As an intern for the Education, Income Management, and Labor (EIML) Division of the OMB, Pauline Alvarado (G’20) assists the Higher Education team in their work to perform policy, program management, and regulatory analyses related to the Department of Education. She swears it’s less stuffy than it sounds. “In the Education Branch, everyone is intelligent, very purposeful with how they communicate and approach an issue while having a delightful sense of humor. It’s nice to be a part of a team with such great rapport!” Outside the office, Pauline discusses comfort found in one of her oldest passions, and just how important connections are in DC (especially for her portable fan).
What areas of public policy interest you?
My interest in the minutiae of implementing policy and managing programs was cultivated at the Council of State Governments Justice Center. I worked to optimize the operational efforts of the 26-state Justice Reinvestment Program, a data-driven approach to improve public safety, reduce corrections and related criminal justice spending. There, I noticed the importance of strategic fiscal planning and establishing program metrics in the enactment of a legislation. I chose to spend my summer at OMB to challenge myself in not only learning the nuances of a new issue area (higher education finance) but how data and evidence are used in the decision-making process within the agency.

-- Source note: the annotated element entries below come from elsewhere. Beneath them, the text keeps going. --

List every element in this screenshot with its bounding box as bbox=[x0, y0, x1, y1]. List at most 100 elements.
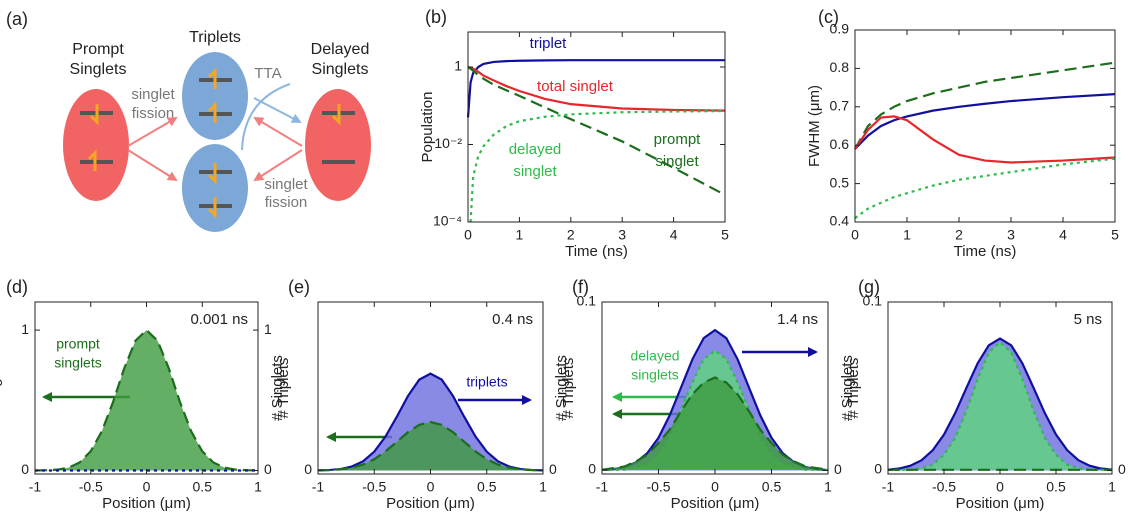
diagram-label: Prompt bbox=[72, 41, 124, 58]
x-axis-label: Position (μm) bbox=[671, 495, 760, 512]
x-axis-label: Position (μm) bbox=[956, 495, 1045, 512]
state-ellipse bbox=[182, 144, 248, 232]
diagram-label: TTA bbox=[254, 65, 281, 82]
annotation: prompt bbox=[56, 336, 100, 352]
x-tick-label: 0 bbox=[464, 227, 472, 243]
diagram: (a) Prompt Singlets Triplets Delayed Sin… bbox=[6, 9, 371, 232]
series-label: singlet bbox=[513, 163, 557, 180]
x-tick-label: -0.5 bbox=[646, 479, 670, 495]
diagram-label: fission bbox=[265, 194, 308, 211]
x-tick-label: 0.5 bbox=[762, 479, 782, 495]
annotation: triplets bbox=[466, 374, 507, 390]
diagram-label: Singlets bbox=[70, 61, 127, 78]
series-area bbox=[35, 330, 258, 471]
arrows bbox=[127, 83, 303, 182]
panel-label: (b) bbox=[425, 7, 447, 27]
x-axis-label: Time (ns) bbox=[954, 243, 1017, 260]
x-tick-label: -0.5 bbox=[932, 479, 956, 495]
y-axis-label: # Singlets bbox=[553, 355, 570, 421]
y-tick-label: 1 bbox=[21, 321, 29, 337]
x-tick-label: 1 bbox=[254, 479, 262, 495]
x-tick-label: -0.5 bbox=[362, 479, 386, 495]
x-tick-label: 0.5 bbox=[1046, 479, 1066, 495]
x-tick-label: 0.5 bbox=[193, 479, 213, 495]
x-tick-label: -1 bbox=[596, 479, 609, 495]
x-tick-label: 0 bbox=[996, 479, 1004, 495]
y2-axis-label: # Triplets bbox=[560, 358, 577, 419]
y-tick-label: 10⁻² bbox=[434, 135, 462, 151]
panel-label: (e) bbox=[288, 277, 310, 297]
time-label: 1.4 ns bbox=[777, 311, 818, 328]
y-tick-label: 0.6 bbox=[830, 136, 850, 152]
x-tick-label: 1 bbox=[516, 227, 524, 243]
plot-frame bbox=[854, 29, 1116, 223]
y-axis-label: FWHM (μm) bbox=[806, 85, 823, 167]
series-line bbox=[467, 65, 726, 112]
x-tick-label: 4 bbox=[670, 227, 678, 243]
series-label: total singlet bbox=[537, 78, 614, 95]
x-tick-label: 0 bbox=[711, 479, 719, 495]
x-tick-label: 0 bbox=[427, 479, 435, 495]
state-ellipse bbox=[63, 89, 129, 201]
diagram-label: Delayed bbox=[311, 41, 370, 58]
series-line bbox=[887, 337, 1113, 471]
y2-tick-label: 0 bbox=[834, 461, 842, 477]
y-tick-label: 0.9 bbox=[830, 21, 850, 37]
panel-label: (g) bbox=[858, 277, 880, 297]
series-line bbox=[854, 93, 1116, 150]
y-tick-label: 0.8 bbox=[830, 59, 850, 75]
series-area bbox=[888, 342, 1112, 470]
y-tick-label: 0.1 bbox=[863, 293, 883, 309]
x-tick-label: 0 bbox=[851, 227, 859, 243]
series-line bbox=[467, 66, 726, 196]
series-line bbox=[34, 328, 259, 472]
panel-label: (f) bbox=[572, 277, 589, 297]
y-tick-label: 0 bbox=[21, 461, 29, 477]
y-tick-label: 10⁻⁴ bbox=[433, 213, 462, 229]
y2-axis-label: # Triplets bbox=[275, 358, 292, 419]
annotation: delayed bbox=[630, 348, 679, 364]
y-axis-label: Population bbox=[419, 92, 436, 163]
y-axis-label: # Singlets bbox=[839, 355, 856, 421]
series-label: delayed bbox=[509, 141, 562, 158]
x-tick-label: 1 bbox=[1108, 479, 1116, 495]
y-tick-label: 0.1 bbox=[577, 293, 597, 309]
time-label: 0.4 ns bbox=[492, 311, 533, 328]
y2-tick-label: 0 bbox=[264, 461, 272, 477]
x-tick-label: 5 bbox=[1111, 227, 1119, 243]
x-tick-label: 1 bbox=[539, 479, 547, 495]
x-tick-label: 0.5 bbox=[477, 479, 497, 495]
x-tick-label: 3 bbox=[618, 227, 626, 243]
x-tick-label: 2 bbox=[955, 227, 963, 243]
annotation: singlets bbox=[54, 355, 101, 371]
x-tick-label: -0.5 bbox=[79, 479, 103, 495]
series-area bbox=[318, 422, 543, 471]
y2-axis-label: # Triplets bbox=[845, 358, 862, 419]
y2-tick-label: 0 bbox=[1118, 461, 1126, 477]
time-label: 0.001 ns bbox=[190, 311, 248, 328]
state-ellipse bbox=[305, 89, 371, 201]
diagram-label: singlet bbox=[264, 176, 308, 193]
diagram-label: Triplets bbox=[189, 29, 241, 46]
y-tick-label: 0.7 bbox=[830, 98, 850, 114]
x-tick-label: 1 bbox=[903, 227, 911, 243]
diagram-label: singlet bbox=[131, 86, 175, 103]
annotation: singlets bbox=[631, 367, 678, 383]
x-tick-label: 3 bbox=[1007, 227, 1015, 243]
x-tick-label: 2 bbox=[567, 227, 575, 243]
x-axis-label: Position (μm) bbox=[102, 495, 191, 512]
series-line bbox=[888, 340, 1112, 471]
spins bbox=[87, 67, 341, 219]
y-axis-label: # Singlets bbox=[0, 355, 3, 421]
panel-label: (c) bbox=[818, 7, 839, 27]
y2-tick-label: 1 bbox=[264, 321, 272, 337]
series-area bbox=[602, 377, 828, 470]
plot-frame bbox=[467, 31, 726, 223]
series-label: triplet bbox=[530, 35, 568, 52]
y-tick-label: 1 bbox=[454, 58, 462, 74]
series-line bbox=[854, 157, 1116, 220]
x-axis-label: Position (μm) bbox=[386, 495, 475, 512]
time-label: 5 ns bbox=[1074, 311, 1102, 328]
series-line bbox=[601, 376, 829, 471]
x-tick-label: -1 bbox=[882, 479, 895, 495]
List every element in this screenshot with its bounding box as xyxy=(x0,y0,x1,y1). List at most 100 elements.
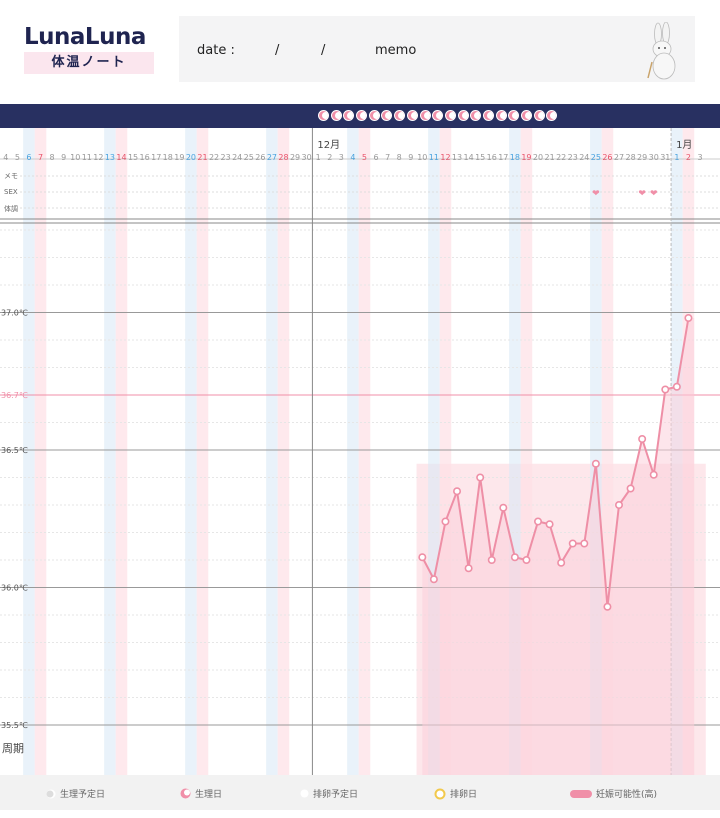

What is the first thing you do when you get to the office every morning?
I usually go through my emails and figure out what is cresting at the moment whether it be the Labor, Health and Human Services, and Education Subcommittee mark up on Appropriations Bill, FY2019 or the status of regulatory rulemaking related to higher education such as gainful employment and postsecondary institution accreditation. Then, I touch base with the Program Examiners regarding any immediate assistance or upcoming scheduled meetings that I can attend. Some ongoing projects include enhancing the fiscal oversight capability of the team through the usage of government-wide database tools and legislative analysis of higher education bills proposed by Congress related to the Higher Education Act.
What does a typical day in DC look like for you?
Of course, the day is spent in the office during regular business hours. After work, I usually take a dance class around the corner from my apartment in Columbia Heights. I’ve done about fifteen years of training in ballet so having a place to go that’s familiar has been a great comfort. As a plus, it’s great to support small business that are run by people of color. The dance studio was initially founded to provide equal access to ballet and the arts.
Have there been any surprises regarding living and working as an intern in DC?
Networking. Is. Everything.
Wharton PPI organizes small, intimate dinners with Penn alum to foster fruitful discussion and relationship building with current students. From our conversations, a common theme I picked up is that DC is a small town. Various anecdotes demonstrate that one day, an intern may end up being the director of an organization or be the key person to give approval to move a budget proposal to Congress.
Name one object that you brought with you to DC that reflects your personality.
I brought a handheld mini electric fan. My mom came back from the Philippines and told me, “This is going to change your life.” It reflects my personality because it’s useful, it gets the job done, it helps people feel comfortable, but it’s compact like me (I’m 4’11”). I feel a little ridiculous walking around with it, but I love it. This summer, I beat the heat across the country taking this wonderful gadget with me from Miami up to Boston and all the way to San Francisco.
In 30 years, what will you remember about living and working in DC?
A deep respect for career public servants. No matter the administration, they keep the government running. Folks at OMB develop, review, and advise on the preparation of formal documents, such as the Budget, State of the Union messages, and Executive Orders. It’s been a pleasure to be around professionals who demonstrate deep dedication to their work and the country. I take with me a discipline that include careful analysis of policy and programs in consideration of key stakeholders, data, evidence, and pragmatism.